Charge appropriately for your services. Sure, clients want a cheap lawyer who can fix their problems for $200. But if you’re taking on cases for $200, you’ll soon find that you have to take on volume work, and that you don’t have the time to put into the case.
Instead, explain to clients that if they want their case done right, they need to pay you accordingly. If they’re unwilling, it’s not that important to them.
A lawyer who can’t pay their mortgage is a lawyer who can’t fix their clients’ problems.
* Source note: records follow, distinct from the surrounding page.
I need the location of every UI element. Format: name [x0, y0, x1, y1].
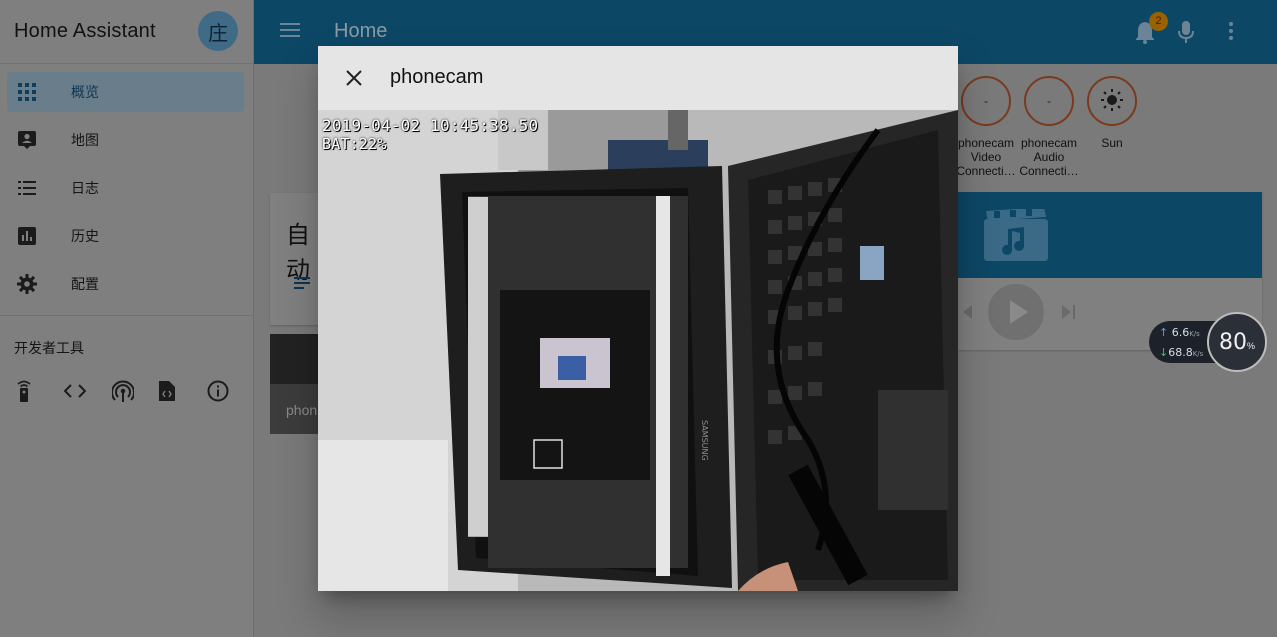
movie-icon	[984, 207, 1048, 266]
sun-badge[interactable]	[1087, 76, 1137, 126]
media-artwork	[958, 192, 1262, 278]
dev-tools-label: 开发者工具	[14, 340, 84, 356]
video-connection-badge[interactable]: -	[961, 76, 1011, 126]
badge-label: phonecam Video Connecti…	[956, 136, 1016, 178]
download-unit: K/s	[1192, 350, 1204, 358]
account-box-icon	[16, 129, 38, 151]
next-icon[interactable]	[1062, 305, 1076, 324]
notification-badge: 2	[1149, 12, 1168, 31]
camera-stream: SAMSUNG 2019-04-02 10:45:38.50 BAT:22%	[318, 110, 958, 591]
camera-frame-image: SAMSUNG	[318, 110, 958, 591]
badge-label: phonecam Audio Connecti…	[1019, 136, 1079, 178]
sidebar: Home Assistant 庄 概览 地图 日志 历史 配置 开发者工具	[0, 0, 254, 637]
memory-gauge[interactable]: 80%	[1207, 312, 1267, 372]
camera-card-name: phon	[286, 402, 318, 418]
sidebar-nav: 概览 地图 日志 历史 配置	[0, 64, 253, 308]
sidebar-item-logbook[interactable]: 日志	[0, 164, 253, 212]
app-title: Home Assistant	[14, 20, 156, 42]
playlist-icon	[294, 277, 314, 296]
upload-value: 6.6	[1171, 326, 1190, 339]
sidebar-item-label: 配置	[71, 276, 99, 292]
badge-value: -	[1047, 94, 1051, 108]
remote-icon[interactable]	[14, 376, 62, 406]
download-value: 68.8	[1168, 346, 1193, 359]
gauge-value: 80	[1218, 329, 1247, 355]
chart-icon	[16, 225, 38, 247]
upload-unit: K/s	[1189, 330, 1200, 338]
gauge-unit: %	[1246, 341, 1255, 351]
broadcast-icon[interactable]	[110, 376, 158, 406]
svg-text:SAMSUNG: SAMSUNG	[700, 420, 709, 461]
download-arrow-icon: ↓	[1159, 346, 1169, 359]
code-icon[interactable]	[62, 376, 110, 406]
dev-tools-row	[0, 376, 253, 406]
previous-icon[interactable]	[960, 305, 972, 324]
file-code-icon[interactable]	[157, 376, 205, 406]
avatar[interactable]: 庄	[198, 11, 238, 51]
camera-timestamp: 2019-04-02 10:45:38.50	[322, 116, 539, 135]
gear-icon	[16, 273, 38, 295]
sidebar-item-label: 地图	[71, 132, 99, 148]
close-icon[interactable]	[342, 66, 366, 90]
sidebar-header: Home Assistant 庄	[0, 0, 253, 64]
upload-arrow-icon: ↑	[1159, 326, 1169, 339]
sidebar-item-history[interactable]: 历史	[0, 212, 253, 260]
camera-battery: BAT:22%	[322, 135, 387, 153]
more-options-icon[interactable]	[1228, 21, 1234, 46]
sun-icon	[1100, 88, 1124, 115]
sidebar-item-config[interactable]: 配置	[0, 260, 253, 308]
info-icon[interactable]	[205, 376, 253, 406]
dialog-header: phonecam	[318, 46, 958, 110]
sidebar-item-label: 历史	[71, 228, 99, 244]
sidebar-item-overview[interactable]: 概览	[7, 72, 244, 112]
list-icon	[16, 177, 38, 199]
sidebar-item-label: 概览	[71, 84, 99, 100]
camera-dialog: phonecam SAMSUNG 2019-04-02 10:45:38.50 …	[318, 46, 958, 591]
badge-label: Sun	[1101, 136, 1123, 150]
play-button[interactable]	[988, 284, 1044, 345]
badge-value: -	[984, 94, 988, 108]
sidebar-item-map[interactable]: 地图	[0, 116, 253, 164]
dialog-title: phonecam	[390, 66, 484, 88]
sidebar-item-label: 日志	[71, 180, 99, 196]
menu-icon[interactable]	[280, 22, 300, 43]
page-title: Home	[334, 20, 388, 42]
audio-connection-badge[interactable]: -	[1024, 76, 1074, 126]
grid-icon	[16, 81, 38, 103]
upload-speed: ↑ 6.6K/s	[1159, 326, 1200, 339]
download-speed: ↓68.8K/s	[1159, 346, 1203, 359]
microphone-icon[interactable]	[1178, 20, 1194, 49]
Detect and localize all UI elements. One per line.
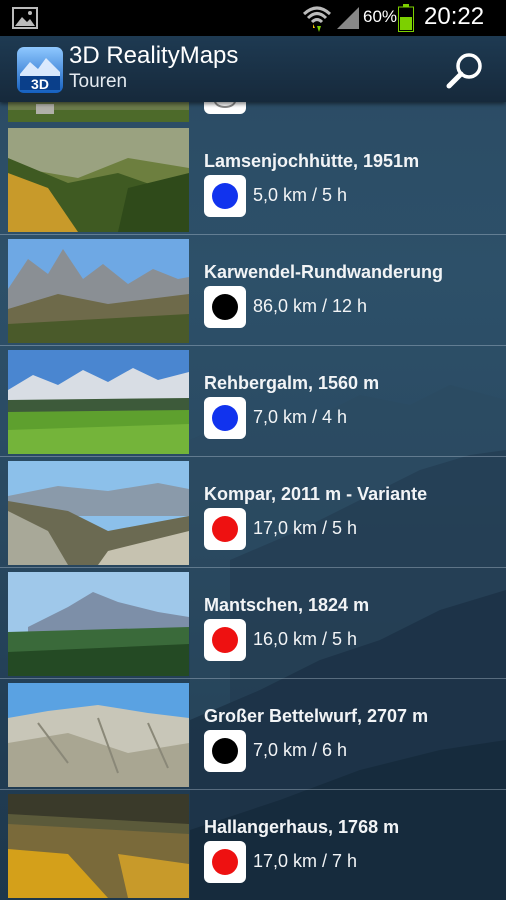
image-notification-icon [12,7,38,29]
tour-thumbnail [8,572,189,676]
tour-name: Hallangerhaus, 1768 m [204,817,400,837]
tour-thumbnail [8,350,189,454]
tour-distance-duration: 17,0 km / 5 h [253,518,358,538]
difficulty-dot [212,405,238,431]
tour-thumbnail [8,128,189,232]
tour-thumbnail [8,102,189,122]
list-item-partial[interactable] [0,102,506,125]
tour-name: Lamsenjochhütte, 1951m [204,151,420,171]
row-divider [0,567,506,568]
action-bar: 3D 3D RealityMaps Touren [0,36,506,102]
row-divider [0,345,506,346]
status-bar: 60% 20:22 [0,0,506,36]
row-divider [0,456,506,457]
app-logo-text: 3D [31,76,49,92]
tour-thumbnail [8,239,189,343]
wifi-icon [302,6,332,32]
tour-thumbnail [8,683,189,787]
tour-name: Rehbergalm, 1560 m [204,373,380,393]
difficulty-dot [212,183,238,209]
tour-thumbnail [8,794,189,898]
tour-list-item[interactable]: Lamsenjochhütte, 1951m 5,0 km / 5 h [0,125,506,235]
difficulty-badge [204,397,246,439]
difficulty-dot [212,738,238,764]
difficulty-badge [204,175,246,217]
difficulty-dot [212,627,238,653]
tour-list-item[interactable]: Mantschen, 1824 m 16,0 km / 5 h [0,569,506,679]
difficulty-badge [204,102,246,114]
tour-distance-duration: 5,0 km / 5 h [253,185,348,205]
difficulty-badge [204,508,246,550]
tour-list[interactable]: Lamsenjochhütte, 1951m 5,0 km / 5 h Karw… [0,102,506,900]
difficulty-badge [204,730,246,772]
signal-icon [337,7,359,29]
battery-icon [398,4,414,32]
battery-percent: 60% [363,7,398,26]
app-title: 3D RealityMaps [69,42,239,69]
difficulty-dot [212,849,238,875]
difficulty-dot [212,516,238,542]
difficulty-badge [204,619,246,661]
tour-name: Karwendel-Rundwanderung [204,262,444,282]
tour-list-item[interactable]: Karwendel-Rundwanderung 86,0 km / 12 h [0,236,506,346]
row-divider [0,234,506,235]
tour-name: Mantschen, 1824 m [204,595,370,615]
tour-list-item[interactable]: Hallangerhaus, 1768 m 17,0 km / 7 h [0,791,506,900]
difficulty-dot [212,294,238,320]
difficulty-badge [204,841,246,883]
clock: 20:22 [424,3,485,30]
tour-name: Großer Bettelwurf, 2707 m [204,706,429,726]
row-divider [0,678,506,679]
difficulty-badge [204,286,246,328]
tour-thumbnail [8,461,189,565]
tour-distance-duration: 17,0 km / 7 h [253,851,358,871]
search-icon[interactable] [442,48,488,94]
tour-list-item[interactable]: Kompar, 2011 m - Variante 17,0 km / 5 h [0,458,506,568]
tour-distance-duration: 7,0 km / 4 h [253,407,348,427]
app-logo-icon[interactable]: 3D [16,46,64,94]
tour-list-item[interactable]: Großer Bettelwurf, 2707 m 7,0 km / 6 h [0,680,506,790]
tour-distance-duration: 86,0 km / 12 h [253,296,368,316]
tour-name: Kompar, 2011 m - Variante [204,484,428,504]
row-divider [0,789,506,790]
app-subtitle: Touren [69,71,128,92]
tour-list-item[interactable]: Rehbergalm, 1560 m 7,0 km / 4 h [0,347,506,457]
tour-distance-duration: 16,0 km / 5 h [253,629,358,649]
tour-distance-duration: 7,0 km / 6 h [253,740,348,760]
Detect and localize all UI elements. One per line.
5. The phone will ring. Solo practice is a bunch of ups and downs. When the phone doesn’t ring, do what Brian Tannebaum suggests and do a little bit of networking. Be grateful for your downtime, and use it to retool. Update your website, call a person you haven’t spoken to in awhile, or write a blog post. People always need legal services. Eventually you just understand that sometimes it’s busy, and other times it’s not.
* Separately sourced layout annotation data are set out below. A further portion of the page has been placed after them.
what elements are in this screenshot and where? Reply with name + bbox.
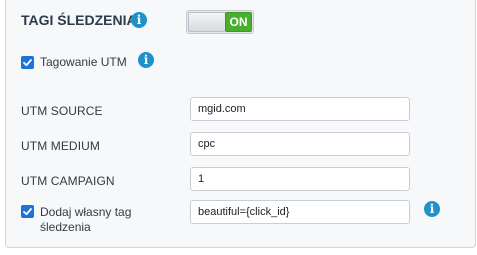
utm-campaign-input[interactable]	[190, 167, 410, 191]
utm-medium-input[interactable]	[190, 132, 410, 156]
checkmark-icon	[23, 208, 32, 216]
tracking-toggle[interactable]: ON	[186, 10, 254, 34]
info-icon[interactable]: i	[131, 12, 147, 28]
utm-tagging-checkbox[interactable]	[21, 56, 34, 69]
checkmark-icon	[23, 59, 32, 67]
toggle-knob	[188, 12, 226, 32]
custom-tag-label-line2: śledzenia	[40, 220, 91, 234]
toggle-on-label: ON	[225, 12, 252, 32]
utm-source-input[interactable]	[190, 97, 410, 121]
info-icon[interactable]: i	[138, 52, 154, 68]
utm-source-label: UTM SOURCE	[21, 104, 103, 118]
custom-tag-checkbox[interactable]	[21, 205, 34, 218]
utm-campaign-label: UTM CAMPAIGN	[21, 174, 115, 188]
utm-tagging-label: Tagowanie UTM	[40, 55, 127, 69]
custom-tag-input[interactable]	[190, 200, 410, 224]
utm-medium-label: UTM MEDIUM	[21, 139, 100, 153]
custom-tag-label-line1: Dodaj własny tag	[40, 205, 132, 219]
section-title: TAGI ŚLEDZENIA	[21, 12, 137, 28]
info-icon[interactable]: i	[424, 201, 440, 217]
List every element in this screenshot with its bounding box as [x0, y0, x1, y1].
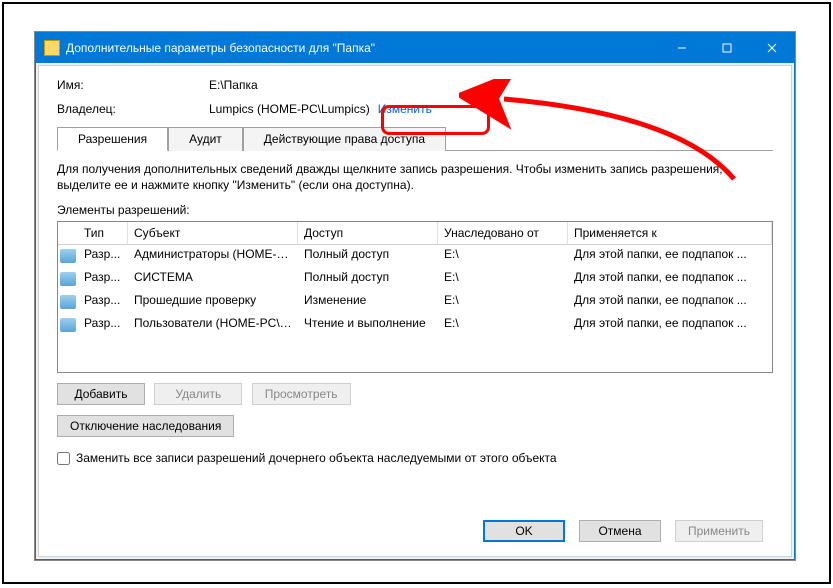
elements-label: Элементы разрешений: [57, 203, 773, 217]
change-owner-link[interactable]: Изменить [378, 102, 432, 116]
cell-inherited: E:\ [438, 291, 568, 314]
cell-type: Разр... [78, 314, 128, 337]
owner-label: Владелец: [57, 102, 209, 116]
cell-subject: Администраторы (HOME-PC... [128, 245, 298, 268]
cell-access: Полный доступ [298, 268, 438, 291]
ok-button[interactable]: OK [483, 520, 565, 542]
cell-applies: Для этой папки, ее подпапок ... [568, 245, 772, 268]
name-label: Имя: [57, 78, 209, 92]
minimize-button[interactable] [659, 33, 704, 63]
owner-value: Lumpics (HOME-PC\Lumpics) [209, 102, 370, 116]
cell-type: Разр... [78, 291, 128, 314]
grid-header[interactable]: Тип Субъект Доступ Унаследовано от Приме… [58, 222, 772, 245]
cell-subject: Прошедшие проверку [128, 291, 298, 314]
cell-subject: СИСТЕМА [128, 268, 298, 291]
col-applies[interactable]: Применяется к [568, 222, 772, 244]
permissions-grid[interactable]: Тип Субъект Доступ Унаследовано от Приме… [57, 221, 773, 373]
col-access[interactable]: Доступ [298, 222, 438, 244]
disable-inheritance-button[interactable]: Отключение наследования [57, 415, 234, 437]
col-type[interactable]: Тип [78, 222, 128, 244]
tab-effective-access[interactable]: Действующие права доступа [243, 127, 446, 151]
users-icon [60, 272, 76, 286]
close-button[interactable] [749, 33, 794, 63]
hint-text: Для получения дополнительных сведений дв… [57, 161, 773, 193]
cell-applies: Для этой папки, ее подпапок ... [568, 314, 772, 337]
folder-icon [44, 40, 60, 56]
table-row[interactable]: Разр...СИСТЕМАПолный доступE:\Для этой п… [58, 268, 772, 291]
cell-type: Разр... [78, 245, 128, 268]
cell-inherited: E:\ [438, 314, 568, 337]
cancel-button[interactable]: Отмена [579, 520, 661, 542]
replace-child-label[interactable]: Заменить все записи разрешений дочернего… [76, 451, 557, 465]
cell-inherited: E:\ [438, 245, 568, 268]
table-row[interactable]: Разр...Администраторы (HOME-PC...Полный … [58, 245, 772, 268]
table-row[interactable]: Разр...Прошедшие проверкуИзменениеE:\Для… [58, 291, 772, 314]
cell-access: Изменение [298, 291, 438, 314]
name-value: E:\Папка [209, 78, 258, 92]
security-dialog: Дополнительные параметры безопасности дл… [35, 32, 795, 560]
col-subject[interactable]: Субъект [128, 222, 298, 244]
cell-applies: Для этой папки, ее подпапок ... [568, 268, 772, 291]
cell-type: Разр... [78, 268, 128, 291]
add-button[interactable]: Добавить [57, 383, 145, 405]
users-icon [60, 318, 76, 332]
tab-permissions[interactable]: Разрешения [57, 127, 168, 151]
table-row[interactable]: Разр...Пользователи (HOME-PC\П...Чтение … [58, 314, 772, 337]
cell-access: Чтение и выполнение [298, 314, 438, 337]
col-inherited[interactable]: Унаследовано от [438, 222, 568, 244]
cell-applies: Для этой папки, ее подпапок ... [568, 291, 772, 314]
cell-access: Полный доступ [298, 245, 438, 268]
remove-button[interactable]: Удалить [154, 383, 242, 405]
cell-inherited: E:\ [438, 268, 568, 291]
users-icon [60, 249, 76, 263]
window-title: Дополнительные параметры безопасности дл… [66, 41, 659, 55]
maximize-button[interactable] [704, 33, 749, 63]
titlebar[interactable]: Дополнительные параметры безопасности дл… [36, 33, 794, 63]
cell-subject: Пользователи (HOME-PC\П... [128, 314, 298, 337]
users-icon [60, 295, 76, 309]
replace-child-checkbox[interactable] [57, 452, 70, 465]
tab-audit[interactable]: Аудит [168, 127, 243, 151]
view-button[interactable]: Просмотреть [252, 383, 351, 405]
apply-button[interactable]: Применить [675, 520, 763, 542]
6. And sometimes the phone won’t ring. Keep three, and really ideally six, months worth of operating expenses in your bank account. It’s hard to enjoy the downtime when you’re worried about paying your rent and your mortgage. Save as much money as possible, and remember that having money built up in your bank account will eliminate a great deal of anxiety.
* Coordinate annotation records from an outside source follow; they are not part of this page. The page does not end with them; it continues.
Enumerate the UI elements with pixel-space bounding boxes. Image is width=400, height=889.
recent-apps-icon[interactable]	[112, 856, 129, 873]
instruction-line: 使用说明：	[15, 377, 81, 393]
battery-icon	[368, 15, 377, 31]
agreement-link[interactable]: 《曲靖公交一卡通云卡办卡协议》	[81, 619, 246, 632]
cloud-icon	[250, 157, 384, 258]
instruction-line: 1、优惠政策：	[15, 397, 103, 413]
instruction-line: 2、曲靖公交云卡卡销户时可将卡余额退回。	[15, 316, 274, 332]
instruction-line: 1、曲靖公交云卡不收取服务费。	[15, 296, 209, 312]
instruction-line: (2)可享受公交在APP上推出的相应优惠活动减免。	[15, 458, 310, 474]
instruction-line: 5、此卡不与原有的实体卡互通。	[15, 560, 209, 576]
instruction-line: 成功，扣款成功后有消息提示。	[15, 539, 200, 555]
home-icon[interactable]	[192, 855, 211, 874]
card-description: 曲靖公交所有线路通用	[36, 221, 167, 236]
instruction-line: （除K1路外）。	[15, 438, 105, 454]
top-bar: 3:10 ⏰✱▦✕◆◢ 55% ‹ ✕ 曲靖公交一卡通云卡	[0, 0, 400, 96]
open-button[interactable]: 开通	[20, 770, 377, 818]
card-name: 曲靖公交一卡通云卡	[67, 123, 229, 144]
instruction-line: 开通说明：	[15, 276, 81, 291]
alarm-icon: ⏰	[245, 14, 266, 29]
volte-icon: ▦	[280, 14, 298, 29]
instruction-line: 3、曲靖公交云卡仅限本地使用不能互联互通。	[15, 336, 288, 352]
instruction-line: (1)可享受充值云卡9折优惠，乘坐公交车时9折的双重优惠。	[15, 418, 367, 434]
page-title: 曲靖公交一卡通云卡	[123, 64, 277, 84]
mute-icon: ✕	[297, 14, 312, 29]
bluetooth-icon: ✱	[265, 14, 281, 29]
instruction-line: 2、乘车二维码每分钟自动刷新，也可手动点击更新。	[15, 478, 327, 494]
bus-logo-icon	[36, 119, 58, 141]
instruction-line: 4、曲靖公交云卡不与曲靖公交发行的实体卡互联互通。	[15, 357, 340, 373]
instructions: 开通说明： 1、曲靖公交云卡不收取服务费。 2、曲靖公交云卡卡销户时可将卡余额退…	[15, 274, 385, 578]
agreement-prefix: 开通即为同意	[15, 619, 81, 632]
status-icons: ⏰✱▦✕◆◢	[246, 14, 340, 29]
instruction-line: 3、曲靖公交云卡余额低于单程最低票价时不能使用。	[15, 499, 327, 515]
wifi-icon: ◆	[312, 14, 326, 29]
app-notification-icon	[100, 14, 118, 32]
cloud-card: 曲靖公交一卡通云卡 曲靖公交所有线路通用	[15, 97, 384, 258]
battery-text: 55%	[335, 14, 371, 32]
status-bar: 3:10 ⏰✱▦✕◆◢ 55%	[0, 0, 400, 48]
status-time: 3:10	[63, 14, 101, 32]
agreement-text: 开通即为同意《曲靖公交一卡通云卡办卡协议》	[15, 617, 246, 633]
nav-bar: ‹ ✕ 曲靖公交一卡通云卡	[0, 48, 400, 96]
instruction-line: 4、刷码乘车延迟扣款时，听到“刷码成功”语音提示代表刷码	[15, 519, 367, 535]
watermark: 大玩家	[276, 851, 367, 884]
7. Read books and get better at your craft; have some hobbies. Some suggestions? The Practice by Brian Tannebaum. Gorilla Mindset by Mike Cernovich. Read Marc Randazza‘s epic lawyer letters. I have found that constantly reading books, even non-legal related keeps your skillset sharp. I’ve been trying to read at least one or two books a week.
If you find your entire life is subsumed by your practice, you’re not going to be very happy.
8. It’s easy to grow, hard to downsize. Be extremely selective about hiring staff. The practice of law can be lucrative when you’re running on a lean budget. What’s hard is to slave 80 hours a week, only to find all your hard earned cash has gone to your secretary, landlord, service providers, and to clients you were “doing favors” for.
9. Check your emails once or twice a day, not all day. Smartphones are the worst thing that has happened to the practice of law. Back in the old days, lawyers used to write each other thoughtful letters, send a fax, or perhaps even pick up the phone. Now you’re connected to your email 24/7/365, and often clients expect an immediate response.
First off, I will not send substantive emails from my phone. I will send a logistical email, but not a substantive one. I try not to respond to anything from my phone unless it’s critical.
When I’m in court all day, on a trial, I find it necessary to put up a vacation reminder saying that “I’m in court and have little access to email.”
I am debating taking the email function off my phone altogether. There really isn’t a need.
10. Run your practice, don’t let it run you. You have to enjoy your law practice to some degree. Your clients, your practice areas, whatever. Burnout happens when you feel like your practice is running you, rather than you running it. To quote Blink 182, “And she said it stopped being fun, I just bring her down.” When it stops being fun, you’ll bring your clients down with you.
If nothing is working, retool. Make it fun again. Fire bad clients. Even cut down on staff if need be. Figure out what’s working, and what’s not. Call some people who you haven’t talked to in awhile. You got into law and started your own practice for a reason.
Remember what that reason was, and go back to the basics.